By Kimberly Yosko
Sr. Margit Nagy, CDP, Ph.D. recently was awarded one of Japan’s highest honors.
In November, Sr. Nagy was awarded the Order of the Rising Sun, Gold Rays with Neck Ribbon.
According to a press release by the Consulate-General of Japan in Houston, Sr. Nagy “is among the 89 individual recipients worldwide who were awarded this prestigious decoration by the Government of Japan”.
“It still doesn’t seem quite real to me,” Sr. Nagy said. “These are awards that are worldwide that recognize individuals-Japanese and foreigners-that have contributed to the deepening of positive relations between the Japanese and whatever country they’re in.”
The reason why Sr. Nagy was presented with this award was her connections of Japanese culture with the people of San Antonio.
According to the press release, this all started when Sr. Nagy “established a course in modern Japanese history at Our Lady of the Lake University in 1984.” This course is still being offered today.
Sr. Nagy also began the Japan America Society of San Antonio a year later. The society consists of people that are interested in Japanese culture. This society took trips to Japan, and they continue to help others in the San Antonio area become more aware of the Japanese cultures and society.
Sr. Nagy continues to help others know more about the Japanese culture today. In 2014, she organized a celebration in San Antonio to celebrate the Japanese culture.
“Last year, I coordinated the 100th anniversary of the Japanese [monument] at the Alamo,” Sr. Nagy said.
According to the press release, “the monument was presented by Waseda University Professor Shigetaka Shiga in 1914 to recognize the common values of selfless courage and loyalty exemplified by both Texans in the battle of the Alamo and Japanese in the battle of Nagashino”.
“You only get 100 years one time,” Sr. Nagy said. “That [monument] was put there in a time of war to show that people can be very different, and governments can have strains, but individuals can find a way of tapping into what we have in common.”
When Sr. Nagy first heard about the nomination, she believed that the award was too out of reach.
“I had no idea what this was,” Sr. Nagy said. “I’m really not about awards. I do it because I think it’s the right thing to do.
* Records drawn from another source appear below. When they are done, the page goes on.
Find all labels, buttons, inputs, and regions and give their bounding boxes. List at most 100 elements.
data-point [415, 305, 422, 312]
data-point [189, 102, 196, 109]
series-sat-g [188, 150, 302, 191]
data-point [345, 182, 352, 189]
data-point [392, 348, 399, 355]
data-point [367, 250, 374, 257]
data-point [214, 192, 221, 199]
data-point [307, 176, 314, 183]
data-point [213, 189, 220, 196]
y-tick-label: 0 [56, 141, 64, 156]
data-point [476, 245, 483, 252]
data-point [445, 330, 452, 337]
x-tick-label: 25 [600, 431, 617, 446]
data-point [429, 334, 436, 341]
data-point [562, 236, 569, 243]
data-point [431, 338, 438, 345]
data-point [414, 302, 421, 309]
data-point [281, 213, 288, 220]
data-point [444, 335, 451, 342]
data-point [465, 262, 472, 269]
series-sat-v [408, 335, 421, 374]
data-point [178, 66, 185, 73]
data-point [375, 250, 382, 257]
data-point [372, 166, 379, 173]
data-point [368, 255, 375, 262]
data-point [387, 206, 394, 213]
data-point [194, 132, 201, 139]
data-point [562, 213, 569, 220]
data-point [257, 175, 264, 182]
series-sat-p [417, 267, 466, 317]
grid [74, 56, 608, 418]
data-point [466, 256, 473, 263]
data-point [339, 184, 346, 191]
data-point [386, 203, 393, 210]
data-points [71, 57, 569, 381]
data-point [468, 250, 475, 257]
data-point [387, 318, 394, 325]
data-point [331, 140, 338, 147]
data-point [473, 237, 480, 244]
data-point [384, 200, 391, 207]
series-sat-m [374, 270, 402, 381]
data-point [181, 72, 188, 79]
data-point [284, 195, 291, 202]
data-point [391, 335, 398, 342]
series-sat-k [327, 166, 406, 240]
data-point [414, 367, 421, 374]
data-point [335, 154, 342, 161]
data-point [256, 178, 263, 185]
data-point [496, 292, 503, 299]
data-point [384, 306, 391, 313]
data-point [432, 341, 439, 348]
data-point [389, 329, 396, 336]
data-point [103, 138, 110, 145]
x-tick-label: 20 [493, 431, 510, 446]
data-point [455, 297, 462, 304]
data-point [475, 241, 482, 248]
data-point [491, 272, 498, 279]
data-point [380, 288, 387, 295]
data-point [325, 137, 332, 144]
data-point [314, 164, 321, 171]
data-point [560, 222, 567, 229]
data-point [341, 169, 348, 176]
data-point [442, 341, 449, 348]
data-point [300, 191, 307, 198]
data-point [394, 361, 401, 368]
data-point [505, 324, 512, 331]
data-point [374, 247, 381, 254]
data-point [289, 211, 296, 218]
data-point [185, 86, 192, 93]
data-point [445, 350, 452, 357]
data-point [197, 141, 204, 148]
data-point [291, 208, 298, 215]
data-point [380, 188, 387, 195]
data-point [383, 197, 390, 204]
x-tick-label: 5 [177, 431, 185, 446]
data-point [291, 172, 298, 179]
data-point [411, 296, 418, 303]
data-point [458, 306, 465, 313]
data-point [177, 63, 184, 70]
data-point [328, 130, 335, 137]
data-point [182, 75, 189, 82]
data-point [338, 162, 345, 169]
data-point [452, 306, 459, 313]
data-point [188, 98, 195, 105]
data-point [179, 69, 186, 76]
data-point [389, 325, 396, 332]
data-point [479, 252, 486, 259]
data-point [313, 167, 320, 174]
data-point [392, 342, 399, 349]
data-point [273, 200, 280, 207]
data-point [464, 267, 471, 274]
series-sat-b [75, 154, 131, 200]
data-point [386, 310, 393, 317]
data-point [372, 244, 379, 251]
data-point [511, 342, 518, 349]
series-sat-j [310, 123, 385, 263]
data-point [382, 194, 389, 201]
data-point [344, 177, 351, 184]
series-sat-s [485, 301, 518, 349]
Anytime you can bring people together and see what they have in common, I say, ‘Hey, if I’m in that opportunity, I’m going to do it.’”
Sr. Nagy’s impact on the San Antonio community is reaping benefits since she first started to inform the people about the Japanese culture.
According to the press release, “Her tireless dedication to the promotion of the friendship between the U.S. and Japan has always been admired by the people of San Antonio.”
Sr. Nagy will officially receive the award next spring.